Bisbee Blue or Bisbee turquoise refers to the turquoise that comes from copper mines located in the vicinity of Bisbee, Arizona. Bisbee turquoise can be found in many different shades of color and quality, from soft, low quality pale blue, to the quality hard brilliant blue turquoise and almost every shade of blue in between. The highest grade of Bisbee Blue turquoise is almost lapis lazuli blue and has a brownish-red spiderweb matrix. Green turquoise is also found in Bisbee.

==History==
===Discovery===
Though small amounts of turquoise were found in the Campbell shaft mine, as well as in stream beds in the Mule Mountains, the vast majority of Bisbee turquoise surfaced when the Phelps Dodge Corporation started open pit mining operations at the location now known as the Lavender Pit, especially the eastern side of the pit. Large amounts of a conglomerate rock bed needed to be removed before the copper ore located more deeply could be reached. This sedimentary conglomerate "waste" rock was the host for most of the turquoise, in both vein and nugget form.

===Recovery===
During the time that the largest quantities of turquoise were being extracted from the mine, the company made no organized effort to recover it. It simply got loaded into large dump trucks and hauled off to the "dumps". During this time (primarily from the late 1950s to the late 1960s), some of the recovered turquoise was obtained by company employees taking it home in their lunch boxes, etc. Though this activity was prohibited, the prohibition was rarely enforced. For several years (mostly the early to late 1970s), these individuals, locally known as "dumpers", were the only source for this fine turquoise aside from those who were granted exclusive access to collect turquoise existing in the mine dumps during a set day annually for a marginal fee.

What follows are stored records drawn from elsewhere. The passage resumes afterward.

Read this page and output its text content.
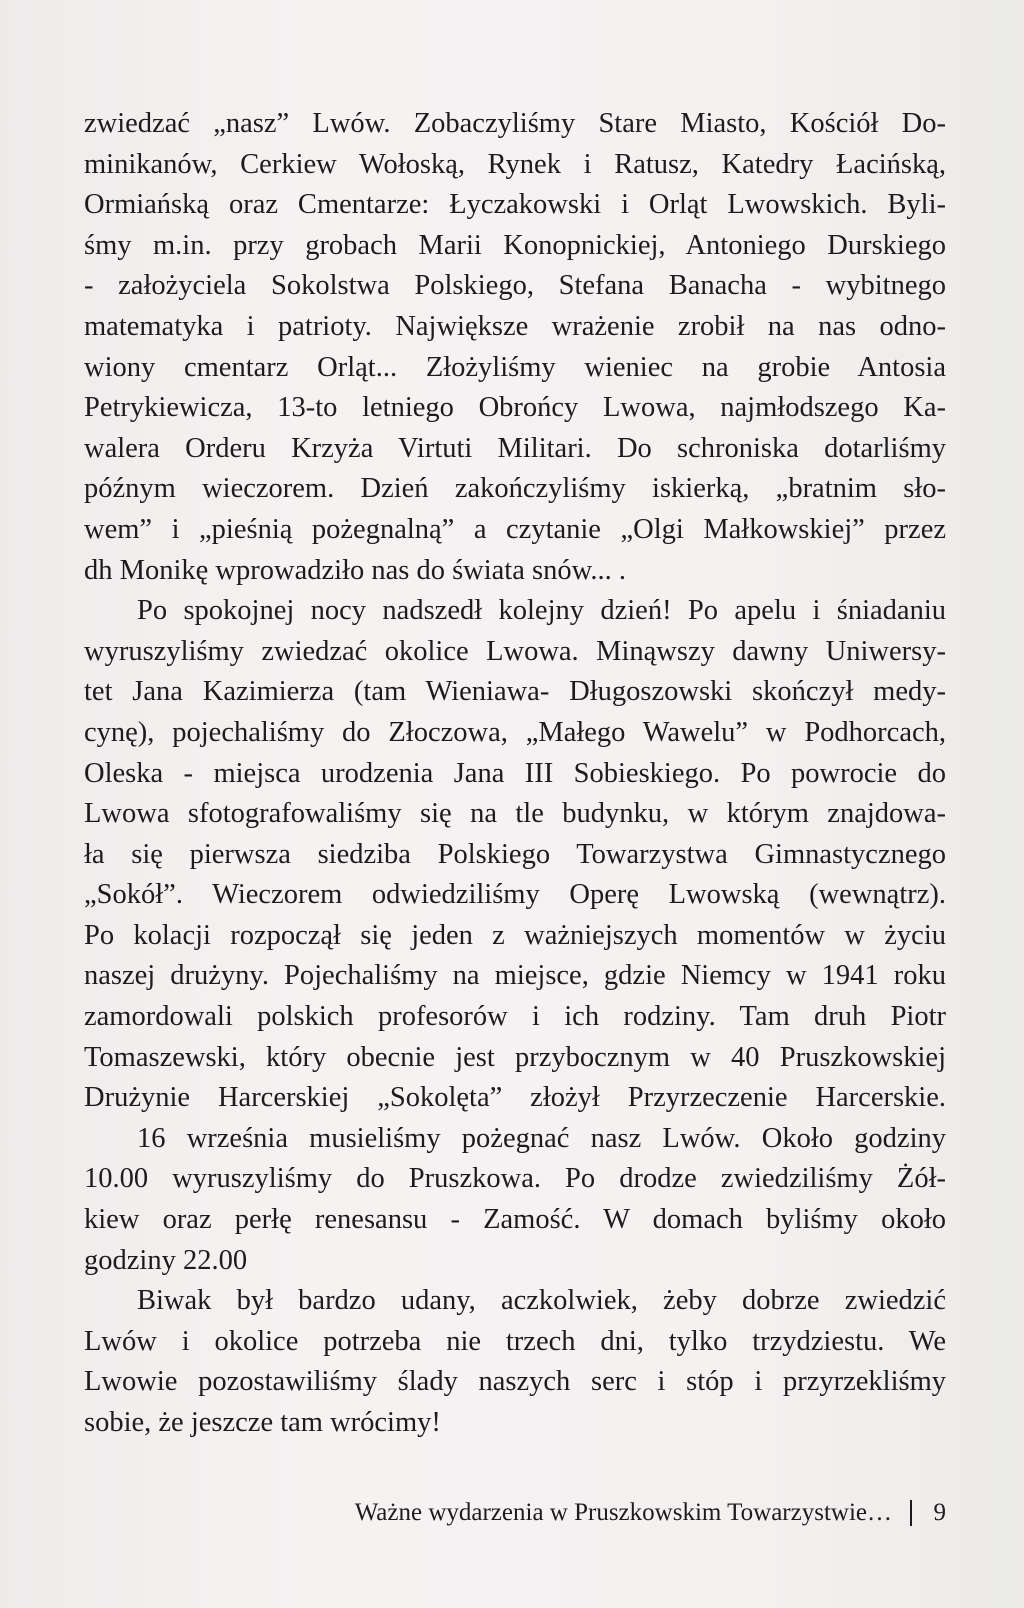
zwiedzać „nasz” Lwów. Zobaczyliśmy Stare Miasto, Kościół Do-
minikanów, Cerkiew Wołoską, Rynek i Ratusz, Katedry Łacińską,
Ormiańską oraz Cmentarze: Łyczakowski i Orląt Lwowskich. Byli-
śmy m.in. przy grobach Marii Konopnickiej, Antoniego Durskiego
- założyciela Sokolstwa Polskiego, Stefana Banacha - wybitnego
matematyka i patrioty. Największe wrażenie zrobił na nas odno-
wiony cmentarz Orląt... Złożyliśmy wieniec na grobie Antosia
Petrykiewicza, 13-to letniego Obrońcy Lwowa, najmłodszego Ka-
walera Orderu Krzyża Virtuti Militari. Do schroniska dotarliśmy
późnym wieczorem. Dzień zakończyliśmy iskierką, „bratnim sło-
wem” i „pieśnią pożegnalną” a czytanie „Olgi Małkowskiej” przez
dh Monikę wprowadziło nas do świata snów... .
Po spokojnej nocy nadszedł kolejny dzień! Po apelu i śniadaniu
wyruszyliśmy zwiedzać okolice Lwowa. Minąwszy dawny Uniwersy-
tet Jana Kazimierza (tam Wieniawa- Długoszowski skończył medy-
cynę), pojechaliśmy do Złoczowa, „Małego Wawelu” w Podhorcach,
Oleska - miejsca urodzenia Jana III Sobieskiego. Po powrocie do
Lwowa sfotografowaliśmy się na tle budynku, w którym znajdowa-
ła się pierwsza siedziba Polskiego Towarzystwa Gimnastycznego
„Sokół”. Wieczorem odwiedziliśmy Operę Lwowską (wewnątrz).
Po kolacji rozpoczął się jeden z ważniejszych momentów w życiu
naszej drużyny. Pojechaliśmy na miejsce, gdzie Niemcy w 1941 roku
zamordowali polskich profesorów i ich rodziny. Tam druh Piotr
Tomaszewski, który obecnie jest przybocznym w 40 Pruszkowskiej
Drużynie Harcerskiej „Sokolęta” złożył Przyrzeczenie Harcerskie.
16 września musieliśmy pożegnać nasz Lwów. Około godziny
10.00 wyruszyliśmy do Pruszkowa. Po drodze zwiedziliśmy Żół-
kiew oraz perłę renesansu - Zamość. W domach byliśmy około
godziny 22.00
Biwak był bardzo udany, aczkolwiek, żeby dobrze zwiedzić
Lwów i okolice potrzeba nie trzech dni, tylko trzydziestu. We
Lwowie pozostawiliśmy ślady naszych serc i stóp i przyrzekliśmy
sobie, że jeszcze tam wrócimy!
Ważne wydarzenia w Pruszkowskim Towarzystwie… 9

During this time, Phelps Dodge leased out the dumps to Bob Matthews. Matthews and associates were the only legal miners of the Bisbee turquoise and other copper minerals in history besides the annual dig pass holders. Matthews sold large lots to the famous artists the Zacharys from Albuquerque, New Mexico, the owners of the Turquoise Museum in Albuquerque, John Hartman in Durango, Colorado, and many other famous artists and traders. Some of Matthews' turquoise was sent to Durango to be made into jewelry by his brother-in-law Cecil Mickelson's jewelry company. The company made Bisbee Blue and Villa Grove inlay turquoise jewelry up until the 1980s. In the early 2000s the Durango Silver Company, bought what was thought to be left of the Bob Matthews/Cecil Mickelson Collection of Bisbee turquoise. This collection amounted to approximately 500 lb of rough Bisbee turquoise. Still, numerous reputable artists and suppliers continue to sell what remains of the exquisite and highly collectible turquoise from Bisbee.